Early on, she said, she got an email from the workforce board with 14 separate attachments on how to start a school.
“It was overwhelming,” she said, “and that was just the beginning. I had mountains of paperwork from all of the agencies I had to work with.”
Many times, she said, she was close to giving up.
“When I would get like that, I would call Allan,” she said. “He’d prop me back up and I’d take another go at it.”
From one horse to dreams fulfilled
Together, Langley and Peterson worked on her business plan, financial statements and business systems.

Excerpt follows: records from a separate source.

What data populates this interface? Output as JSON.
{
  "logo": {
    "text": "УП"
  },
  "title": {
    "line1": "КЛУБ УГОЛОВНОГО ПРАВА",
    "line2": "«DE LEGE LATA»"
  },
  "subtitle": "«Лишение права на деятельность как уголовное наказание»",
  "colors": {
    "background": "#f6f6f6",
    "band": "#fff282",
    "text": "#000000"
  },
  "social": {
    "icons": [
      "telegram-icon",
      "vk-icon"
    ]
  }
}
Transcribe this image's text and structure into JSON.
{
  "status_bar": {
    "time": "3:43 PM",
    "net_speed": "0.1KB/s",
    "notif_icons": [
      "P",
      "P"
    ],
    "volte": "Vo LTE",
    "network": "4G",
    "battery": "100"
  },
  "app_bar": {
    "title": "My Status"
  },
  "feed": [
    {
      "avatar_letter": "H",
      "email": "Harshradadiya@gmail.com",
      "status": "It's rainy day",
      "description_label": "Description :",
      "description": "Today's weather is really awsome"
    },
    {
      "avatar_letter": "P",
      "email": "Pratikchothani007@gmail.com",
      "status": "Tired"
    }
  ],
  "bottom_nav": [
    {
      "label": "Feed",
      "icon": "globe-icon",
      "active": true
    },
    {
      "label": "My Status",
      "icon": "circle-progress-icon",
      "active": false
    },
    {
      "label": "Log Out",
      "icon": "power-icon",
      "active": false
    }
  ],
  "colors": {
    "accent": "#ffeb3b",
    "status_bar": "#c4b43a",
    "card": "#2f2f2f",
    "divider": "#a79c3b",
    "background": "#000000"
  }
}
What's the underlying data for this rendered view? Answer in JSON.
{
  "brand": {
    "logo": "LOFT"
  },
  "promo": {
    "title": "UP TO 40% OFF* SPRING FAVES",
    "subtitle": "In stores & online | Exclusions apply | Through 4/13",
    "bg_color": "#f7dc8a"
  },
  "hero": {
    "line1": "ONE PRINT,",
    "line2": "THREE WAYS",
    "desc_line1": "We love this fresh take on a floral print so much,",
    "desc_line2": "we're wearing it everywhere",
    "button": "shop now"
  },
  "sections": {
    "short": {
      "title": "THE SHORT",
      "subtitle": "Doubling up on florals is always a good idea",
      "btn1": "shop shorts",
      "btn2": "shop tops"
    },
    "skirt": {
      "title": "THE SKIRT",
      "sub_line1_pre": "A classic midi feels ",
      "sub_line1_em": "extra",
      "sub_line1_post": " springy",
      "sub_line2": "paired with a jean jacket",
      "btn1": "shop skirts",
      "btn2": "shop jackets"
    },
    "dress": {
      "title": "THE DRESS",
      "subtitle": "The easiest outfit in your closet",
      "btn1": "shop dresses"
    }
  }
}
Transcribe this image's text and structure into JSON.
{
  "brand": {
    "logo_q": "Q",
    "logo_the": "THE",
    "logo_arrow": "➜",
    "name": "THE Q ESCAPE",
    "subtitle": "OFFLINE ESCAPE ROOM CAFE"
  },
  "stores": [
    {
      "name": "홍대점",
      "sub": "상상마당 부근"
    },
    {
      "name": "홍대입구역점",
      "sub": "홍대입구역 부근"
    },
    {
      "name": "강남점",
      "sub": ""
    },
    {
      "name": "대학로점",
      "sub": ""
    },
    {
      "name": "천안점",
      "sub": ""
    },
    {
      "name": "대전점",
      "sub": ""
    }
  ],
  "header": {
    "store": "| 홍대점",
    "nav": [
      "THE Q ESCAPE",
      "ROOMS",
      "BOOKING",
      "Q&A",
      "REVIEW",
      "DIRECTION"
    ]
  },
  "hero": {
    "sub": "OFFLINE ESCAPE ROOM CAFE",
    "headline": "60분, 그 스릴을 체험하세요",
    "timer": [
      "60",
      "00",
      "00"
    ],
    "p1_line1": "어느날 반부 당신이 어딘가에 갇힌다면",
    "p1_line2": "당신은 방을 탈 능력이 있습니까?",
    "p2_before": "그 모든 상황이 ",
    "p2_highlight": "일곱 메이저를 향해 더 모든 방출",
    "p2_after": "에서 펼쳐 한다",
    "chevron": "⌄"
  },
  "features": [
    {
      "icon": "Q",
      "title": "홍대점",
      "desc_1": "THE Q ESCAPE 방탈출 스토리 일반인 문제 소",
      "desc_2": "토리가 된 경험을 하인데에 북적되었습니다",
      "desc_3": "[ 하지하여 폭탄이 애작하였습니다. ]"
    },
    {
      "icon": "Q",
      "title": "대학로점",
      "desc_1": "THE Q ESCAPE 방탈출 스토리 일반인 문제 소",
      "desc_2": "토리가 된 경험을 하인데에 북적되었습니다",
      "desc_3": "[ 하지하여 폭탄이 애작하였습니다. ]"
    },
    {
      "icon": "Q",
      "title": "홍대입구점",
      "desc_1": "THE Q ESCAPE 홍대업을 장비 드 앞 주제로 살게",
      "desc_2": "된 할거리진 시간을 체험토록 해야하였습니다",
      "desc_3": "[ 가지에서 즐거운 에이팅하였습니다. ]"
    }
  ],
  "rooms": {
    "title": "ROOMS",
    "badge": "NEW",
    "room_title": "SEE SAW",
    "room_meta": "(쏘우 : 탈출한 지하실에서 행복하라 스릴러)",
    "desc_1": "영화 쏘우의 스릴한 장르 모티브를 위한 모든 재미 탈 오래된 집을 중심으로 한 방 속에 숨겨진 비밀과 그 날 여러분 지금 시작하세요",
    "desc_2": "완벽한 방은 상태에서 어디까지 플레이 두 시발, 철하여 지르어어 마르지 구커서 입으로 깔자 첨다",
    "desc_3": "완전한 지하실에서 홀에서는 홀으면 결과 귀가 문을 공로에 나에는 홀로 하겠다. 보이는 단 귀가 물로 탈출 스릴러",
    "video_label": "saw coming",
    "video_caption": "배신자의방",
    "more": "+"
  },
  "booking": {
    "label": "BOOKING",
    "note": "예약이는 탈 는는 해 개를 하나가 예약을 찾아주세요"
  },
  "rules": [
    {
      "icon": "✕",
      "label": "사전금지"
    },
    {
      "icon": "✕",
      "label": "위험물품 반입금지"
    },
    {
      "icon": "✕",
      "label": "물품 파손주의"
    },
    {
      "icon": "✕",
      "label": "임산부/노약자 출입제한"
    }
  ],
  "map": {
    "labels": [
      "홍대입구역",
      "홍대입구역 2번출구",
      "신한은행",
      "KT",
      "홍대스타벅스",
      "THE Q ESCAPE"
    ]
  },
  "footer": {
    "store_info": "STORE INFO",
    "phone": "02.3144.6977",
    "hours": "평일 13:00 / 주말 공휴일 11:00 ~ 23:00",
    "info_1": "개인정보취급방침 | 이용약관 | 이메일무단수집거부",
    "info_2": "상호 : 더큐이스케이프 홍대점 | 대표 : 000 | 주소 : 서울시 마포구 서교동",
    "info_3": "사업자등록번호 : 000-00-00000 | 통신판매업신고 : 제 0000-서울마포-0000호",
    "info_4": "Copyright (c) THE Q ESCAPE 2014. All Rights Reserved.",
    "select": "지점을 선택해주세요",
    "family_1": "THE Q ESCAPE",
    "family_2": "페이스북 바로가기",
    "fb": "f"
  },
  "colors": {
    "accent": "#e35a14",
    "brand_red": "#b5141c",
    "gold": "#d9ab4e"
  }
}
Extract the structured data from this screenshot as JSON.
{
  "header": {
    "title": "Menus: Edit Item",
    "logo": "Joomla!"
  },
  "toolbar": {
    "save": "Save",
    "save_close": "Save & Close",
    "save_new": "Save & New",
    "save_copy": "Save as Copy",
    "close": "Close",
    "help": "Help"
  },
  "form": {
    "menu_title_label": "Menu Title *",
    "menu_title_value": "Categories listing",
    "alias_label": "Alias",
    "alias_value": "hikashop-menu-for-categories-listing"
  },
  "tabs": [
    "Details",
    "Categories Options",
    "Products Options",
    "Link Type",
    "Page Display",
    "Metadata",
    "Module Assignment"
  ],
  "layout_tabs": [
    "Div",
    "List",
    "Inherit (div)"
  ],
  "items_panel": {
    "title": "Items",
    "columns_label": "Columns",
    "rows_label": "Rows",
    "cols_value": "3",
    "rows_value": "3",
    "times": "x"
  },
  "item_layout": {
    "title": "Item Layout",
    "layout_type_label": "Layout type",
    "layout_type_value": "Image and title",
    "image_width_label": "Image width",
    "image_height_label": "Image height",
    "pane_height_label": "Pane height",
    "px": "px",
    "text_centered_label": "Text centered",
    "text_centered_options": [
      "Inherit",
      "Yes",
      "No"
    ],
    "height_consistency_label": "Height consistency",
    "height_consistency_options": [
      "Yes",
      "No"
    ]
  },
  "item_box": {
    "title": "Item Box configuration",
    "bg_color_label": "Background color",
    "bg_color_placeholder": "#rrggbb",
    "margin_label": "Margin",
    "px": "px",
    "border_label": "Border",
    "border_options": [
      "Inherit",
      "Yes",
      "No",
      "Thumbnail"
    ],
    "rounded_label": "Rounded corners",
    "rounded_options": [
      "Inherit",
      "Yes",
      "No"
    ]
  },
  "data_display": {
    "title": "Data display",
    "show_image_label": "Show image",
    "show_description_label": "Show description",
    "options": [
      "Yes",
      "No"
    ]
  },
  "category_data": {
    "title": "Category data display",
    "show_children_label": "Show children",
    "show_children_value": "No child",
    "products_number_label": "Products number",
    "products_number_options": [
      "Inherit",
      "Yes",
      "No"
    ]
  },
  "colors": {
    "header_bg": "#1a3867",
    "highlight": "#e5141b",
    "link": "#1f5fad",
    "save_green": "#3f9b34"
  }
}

They discussed how she could cast a wide net for students, knowing she’d have to draw from outside Grant County to keep her business viable.
When Langley had doubts, Peterson urged her to stay the course: “He told me to do what was in my own heart and make my own way,” she said.
What’s in Langley’s heart is to help people learn how to help their horses through touch. Last fall, she said, two students were working on Colonel when suddenly they saw the connection between what they were doing with their hands and Colonel’s obvious, dramatic response.
“It was like a light bulb went off in their eyes,” Langley said. “It was an ‘Aha’ moment for them. They were grinning from ear to ear.”
Nearly 15 years after he was given a grim prognosis, Okie Dokie Colonel is still going strong. And so is Langley.
“I hope my story will encourage others to go for their dreams, try hard and not give up,” she said. “I never intended to be a massage therapist or open an equine studies school. That’s the direction my life went because of one horse.”